Sorrel is always a bit of a problem veggie for me. Although I love its nutritional profile and flavor, I hate the brown color it turns when cooked. So I decided to try making sorrel pesto. I worked off the recipe below I found at recipesource.com, but I made a few changes. I used basil because I didn't have parsley and added the juice from a small lemon.
The pesto tastes more tart than my typical basil version, but it's a nice change. Plus the color is beautiful, duplicating the green of the fresh leaves. I've tossed it with pasta and used it as a sauce for white fish. Delicious!
Typically, sorrel shows up in the spring, but I had the green in the last few weeks of my CSA. Hopefully, it will stick around until cold weather.
2 cups coarsely chopped fresh sorrel, ribs removed 1/3 cup packed fresh parsley leaves 2 garlic cloves, roughly chopped 1/3 cup freshly grated parmesan 1/4 cup pine nuts 1/2 teaspoon salt 1/4 cup olive oil
In a food processor or blender puree the sorrel, the parsley, the garlic, the parmesan, the pine nuts and the oil, transfer the pesto to a jar with a tight fitting lid and chill it, covered.

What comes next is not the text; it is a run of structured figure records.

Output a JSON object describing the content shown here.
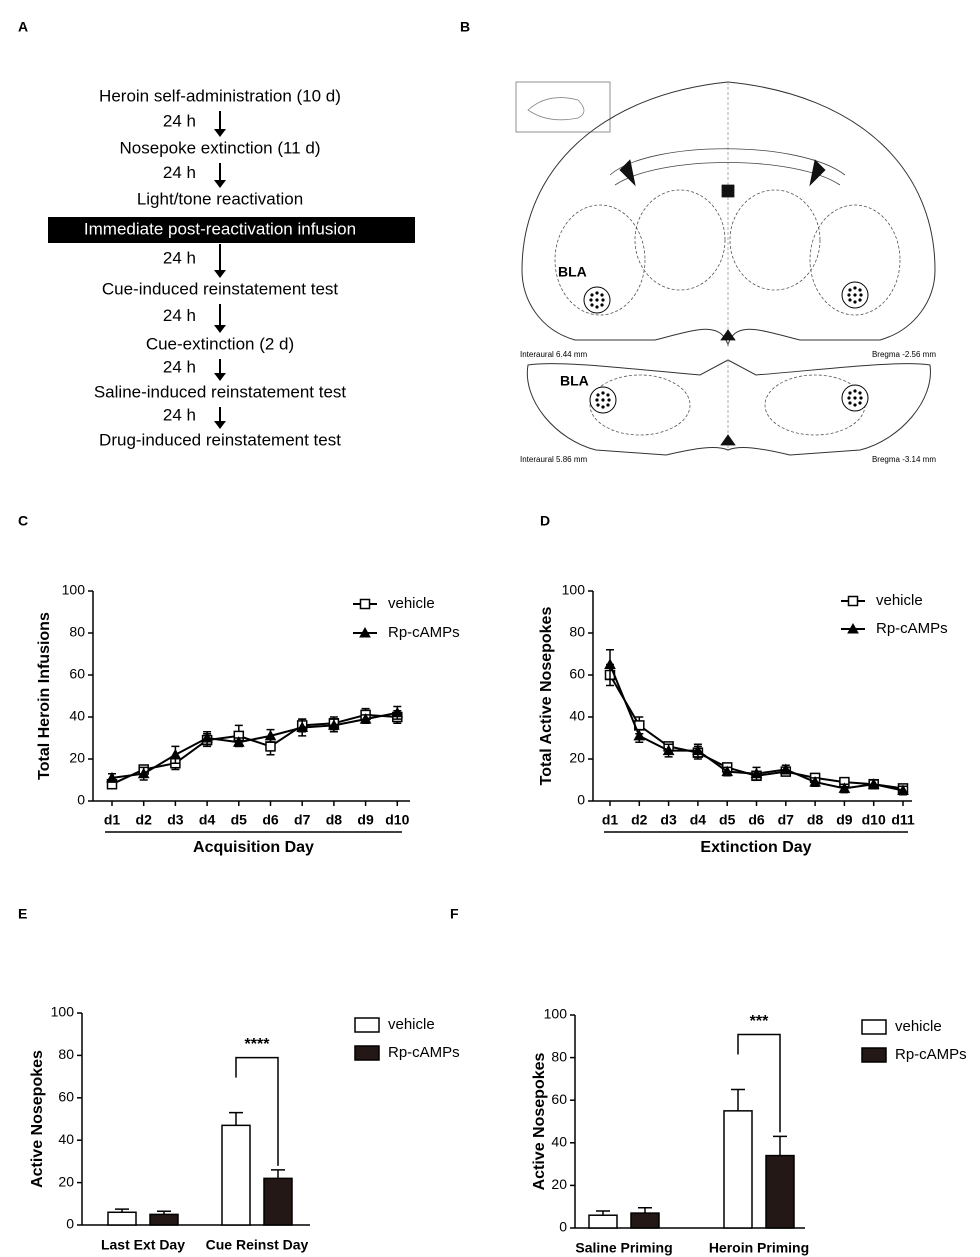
{
  "panel_labels": [
    "A",
    "B",
    "C",
    "D",
    "E",
    "F"
  ],
  "flowchart": {
    "steps": [
      {
        "label": "Heroin self-administration (10 d)"
      },
      {
        "label": "Nosepoke extinction (11 d)",
        "interval": "24 h"
      },
      {
        "label": "Light/tone reactivation",
        "interval": "24 h"
      },
      {
        "label": "Immediate post-reactivation  infusion",
        "highlight": true
      },
      {
        "label": "Cue-induced reinstatement test",
        "interval": "24 h"
      },
      {
        "label": "Cue-extinction (2 d)",
        "interval": "24 h"
      },
      {
        "label": "Saline-induced reinstatement test",
        "interval": "24 h"
      },
      {
        "label": "Drug-induced reinstatement test",
        "interval": "24 h"
      }
    ]
  },
  "atlas": {
    "region_labels": [
      "BLA",
      "BLA"
    ],
    "sections": [
      {
        "interaural": "Interaural 6.44 mm",
        "bregma": "Bregma -2.56 mm"
      },
      {
        "interaural": "Interaural 5.86 mm",
        "bregma": "Bregma -3.14 mm"
      }
    ]
  },
  "chart_data": [
    {
      "type": "line",
      "xlabel": "Acquisition Day",
      "ylabel": "Total Heroin Infusions",
      "categories": [
        "d1",
        "d2",
        "d3",
        "d4",
        "d5",
        "d6",
        "d7",
        "d8",
        "d9",
        "d10"
      ],
      "ylim": [
        0,
        100
      ],
      "yticks": [
        0,
        20,
        40,
        60,
        80,
        100
      ],
      "series": [
        {
          "name": "vehicle",
          "color": "#000000",
          "marker": "square",
          "values": [
            8,
            15,
            18,
            29,
            31,
            26,
            36,
            37,
            41,
            40
          ],
          "errors": [
            2,
            2,
            3,
            3,
            5,
            4,
            3,
            3,
            3,
            3
          ]
        },
        {
          "name": "Rp-cAMPs",
          "color": "#000000",
          "marker": "triangle",
          "values": [
            11,
            13,
            22,
            30,
            28,
            31,
            35,
            36,
            39,
            42
          ],
          "errors": [
            2,
            3,
            4,
            3,
            2,
            3,
            4,
            3,
            2,
            3
          ]
        }
      ]
    },
    {
      "type": "line",
      "xlabel": "Extinction Day",
      "ylabel": "Total Active Nosepokes",
      "categories": [
        "d1",
        "d2",
        "d3",
        "d4",
        "d5",
        "d6",
        "d7",
        "d8",
        "d9",
        "d10",
        "d11"
      ],
      "ylim": [
        0,
        100
      ],
      "yticks": [
        0,
        20,
        40,
        60,
        80,
        100
      ],
      "series": [
        {
          "name": "vehicle",
          "color": "#000000",
          "marker": "square",
          "values": [
            60,
            36,
            26,
            23,
            16,
            12,
            14,
            11,
            9,
            8,
            6
          ],
          "errors": [
            5,
            4,
            2,
            3,
            2,
            2,
            2,
            2,
            2,
            2,
            2
          ]
        },
        {
          "name": "Rp-cAMPs",
          "color": "#000000",
          "marker": "triangle",
          "values": [
            65,
            31,
            24,
            24,
            14,
            13,
            15,
            9,
            6,
            8,
            5
          ],
          "errors": [
            7,
            3,
            3,
            3,
            2,
            3,
            2,
            2,
            2,
            2,
            2
          ]
        }
      ]
    },
    {
      "type": "bar",
      "ylabel": "Active Nosepokes",
      "categories": [
        "Last Ext Day",
        "Cue Reinst Day"
      ],
      "ylim": [
        0,
        100
      ],
      "yticks": [
        0,
        20,
        40,
        60,
        80,
        100
      ],
      "annotations": [
        {
          "text": "****",
          "category": "Cue Reinst Day"
        }
      ],
      "series": [
        {
          "name": "vehicle",
          "color": "#ffffff",
          "values": [
            6,
            47
          ],
          "errors": [
            1.5,
            6
          ]
        },
        {
          "name": "Rp-cAMPs",
          "color": "#231815",
          "values": [
            5,
            22
          ],
          "errors": [
            1.5,
            4
          ]
        }
      ]
    },
    {
      "type": "bar",
      "ylabel": "Active Nosepokes",
      "categories": [
        "Saline Priming",
        "Heroin Priming"
      ],
      "ylim": [
        0,
        100
      ],
      "yticks": [
        0,
        20,
        40,
        60,
        80,
        100
      ],
      "annotations": [
        {
          "text": "***",
          "category": "Heroin Priming"
        }
      ],
      "series": [
        {
          "name": "vehicle",
          "color": "#ffffff",
          "values": [
            6,
            55
          ],
          "errors": [
            2,
            10
          ]
        },
        {
          "name": "Rp-cAMPs",
          "color": "#231815",
          "values": [
            7,
            34
          ],
          "errors": [
            2.5,
            9
          ]
        }
      ]
    }
  ]
}
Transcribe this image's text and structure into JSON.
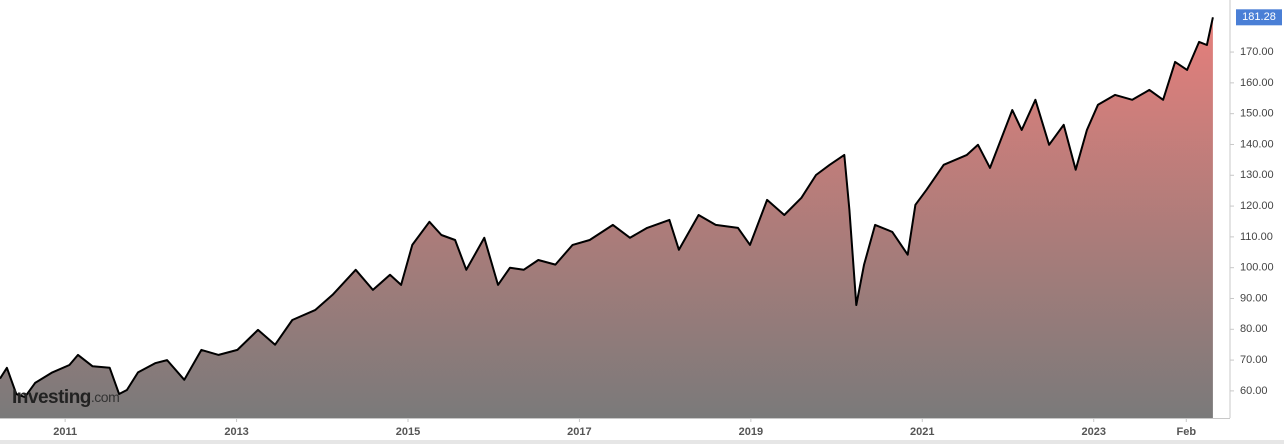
{
  "chart_data": {
    "type": "area",
    "brand": "Investing",
    "brand_suffix": ".com",
    "x": [
      2010.24,
      2010.32,
      2010.43,
      2010.53,
      2010.65,
      2010.85,
      2011.05,
      2011.15,
      2011.32,
      2011.52,
      2011.63,
      2011.72,
      2011.85,
      2012.05,
      2012.19,
      2012.39,
      2012.59,
      2012.79,
      2013.01,
      2013.25,
      2013.45,
      2013.65,
      2013.92,
      2014.12,
      2014.39,
      2014.59,
      2014.79,
      2014.92,
      2015.05,
      2015.25,
      2015.39,
      2015.55,
      2015.68,
      2015.89,
      2016.05,
      2016.19,
      2016.35,
      2016.52,
      2016.72,
      2016.92,
      2017.12,
      2017.39,
      2017.59,
      2017.79,
      2018.05,
      2018.16,
      2018.39,
      2018.59,
      2018.85,
      2018.99,
      2019.19,
      2019.39,
      2019.59,
      2019.76,
      2019.92,
      2020.09,
      2020.15,
      2020.23,
      2020.32,
      2020.45,
      2020.65,
      2020.83,
      2020.92,
      2021.05,
      2021.25,
      2021.52,
      2021.65,
      2021.79,
      2022.05,
      2022.16,
      2022.32,
      2022.48,
      2022.65,
      2022.79,
      2022.92,
      2023.05,
      2023.25,
      2023.45,
      2023.65,
      2023.81,
      2023.95,
      2024.09,
      2024.23,
      2024.32,
      2024.39
    ],
    "series": [
      {
        "color": "#000000",
        "values": [
          64,
          67.5,
          59,
          58,
          62.6,
          66,
          68.4,
          71.7,
          68,
          67.5,
          59,
          60.3,
          66,
          69,
          70,
          63.6,
          73.3,
          71.7,
          73.3,
          79.8,
          75,
          83,
          86.3,
          91.2,
          99.3,
          92.8,
          97.7,
          94.4,
          107.4,
          114.9,
          110.6,
          109,
          99.3,
          109.7,
          94.4,
          100,
          99.3,
          102.5,
          101,
          107.4,
          109,
          113.9,
          109.7,
          112.9,
          115.5,
          105.8,
          117.1,
          113.9,
          112.9,
          107.4,
          122,
          117.1,
          122.7,
          130.1,
          133.4,
          136.6,
          118.8,
          87.9,
          100.9,
          113.9,
          111.6,
          104.2,
          120.4,
          125.3,
          133.4,
          136.6,
          139.9,
          132.4,
          151.2,
          144.7,
          154.5,
          139.9,
          146.4,
          131.8,
          144.7,
          152.9,
          156.1,
          154.5,
          157.7,
          154.5,
          166.8,
          164.2,
          173.3,
          172.3,
          181.28
        ],
        "value_labels": [
          null,
          null,
          null,
          null,
          null,
          null,
          null,
          null,
          null,
          null,
          null,
          null,
          null,
          null,
          null,
          null,
          null,
          null,
          null,
          null,
          null,
          null,
          null,
          null,
          null,
          null,
          null,
          null,
          null,
          null,
          null,
          null,
          null,
          null,
          null,
          null,
          null,
          null,
          null,
          null,
          null,
          null,
          null,
          null,
          null,
          null,
          null,
          null,
          null,
          null,
          null,
          null,
          null,
          null,
          null,
          null,
          null,
          null,
          null,
          null,
          null,
          null,
          null,
          null,
          null,
          null,
          null,
          null,
          null,
          null,
          null,
          null,
          null,
          null,
          null,
          null,
          null,
          null,
          null,
          null,
          null,
          null,
          null,
          null,
          "181.28"
        ]
      }
    ],
    "fill_top": "#e67f7b",
    "fill_bottom": "#7a7a7a",
    "label_color": "#4a7fd6",
    "xlim": [
      2010.24,
      2024.59
    ],
    "xticks": [
      2011,
      2013,
      2015,
      2017,
      2019,
      2021,
      2023,
      {
        "value": 2024.08,
        "label": "Feb"
      }
    ],
    "ylim": [
      51.2,
      186.9
    ],
    "yticks": [
      {
        "value": 60,
        "label": "60.00"
      },
      {
        "value": 70,
        "label": "70.00"
      },
      {
        "value": 80,
        "label": "80.00"
      },
      {
        "value": 90,
        "label": "90.00"
      },
      {
        "value": 100,
        "label": "100.00"
      },
      {
        "value": 110,
        "label": "110.00"
      },
      {
        "value": 120,
        "label": "120.00"
      },
      {
        "value": 130,
        "label": "130.00"
      },
      {
        "value": 140,
        "label": "140.00"
      },
      {
        "value": 150,
        "label": "150.00"
      },
      {
        "value": 160,
        "label": "160.00"
      },
      {
        "value": 170,
        "label": "170.00"
      }
    ],
    "grid": false
  }
}
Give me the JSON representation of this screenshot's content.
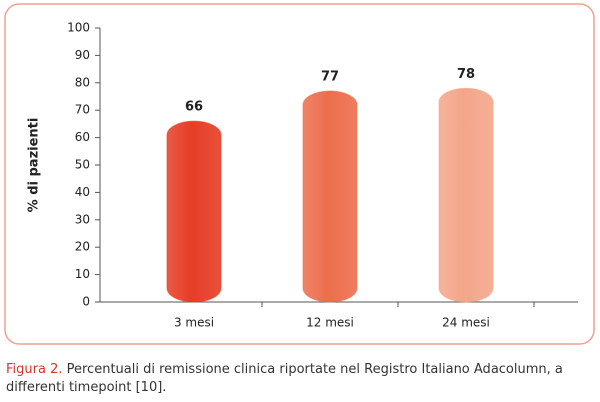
{
  "chart_data": {
    "type": "bar",
    "categories": [
      "3 mesi",
      "12 mesi",
      "24 mesi"
    ],
    "values": [
      66,
      77,
      78
    ],
    "colors": [
      "#e63d26",
      "#ec6e4c",
      "#f3a68a"
    ],
    "y_label": "% di pazienti",
    "ylim": [
      0,
      100
    ],
    "yticks": [
      0,
      10,
      20,
      30,
      40,
      50,
      60,
      70,
      80,
      90,
      100
    ]
  },
  "caption": {
    "label": "Figura 2.",
    "text": "Percentuali di remissione clinica riportate nel Registro Italiano Adacolumn, a differenti timepoint [10]."
  }
}
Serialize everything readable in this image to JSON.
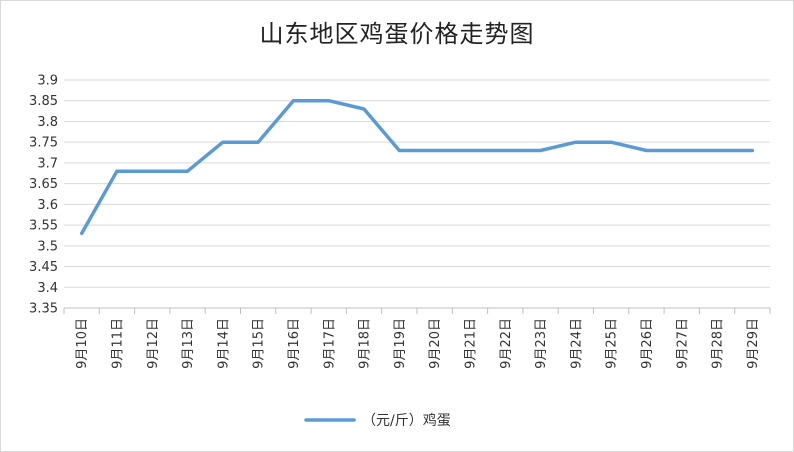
{
  "chart_data": {
    "type": "line",
    "title": "山东地区鸡蛋价格走势图",
    "categories": [
      "9月10日",
      "9月11日",
      "9月12日",
      "9月13日",
      "9月14日",
      "9月15日",
      "9月16日",
      "9月17日",
      "9月18日",
      "9月19日",
      "9月20日",
      "9月21日",
      "9月22日",
      "9月23日",
      "9月24日",
      "9月25日",
      "9月26日",
      "9月27日",
      "9月28日",
      "9月29日"
    ],
    "series": [
      {
        "name": "（元/斤）鸡蛋",
        "color": "#5b9bd5",
        "values": [
          3.53,
          3.68,
          3.68,
          3.68,
          3.75,
          3.75,
          3.85,
          3.85,
          3.83,
          3.73,
          3.73,
          3.73,
          3.73,
          3.73,
          3.75,
          3.75,
          3.73,
          3.73,
          3.73,
          3.73
        ]
      }
    ],
    "ylim": [
      3.35,
      3.9
    ],
    "yticks": [
      "3.35",
      "3.4",
      "3.45",
      "3.5",
      "3.55",
      "3.6",
      "3.65",
      "3.7",
      "3.75",
      "3.8",
      "3.85",
      "3.9"
    ],
    "grid": true,
    "legend": "bottom"
  }
}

The pesto keeps, covered and chilled, for 2 weeks. Makes about 1 cup.
To use the pesto: For every pound of dried pasta cooking in a kettle of boiling water, stir together in a heated serving bowl 3/4 cup of the pesto and 2/3 cup of the hot cooking water. When the pasta is al dente, drain it in a colander, add it to the pesto mixture, and toss the mixture until the pasta is coated well. Vermicelli works very well with this recipe.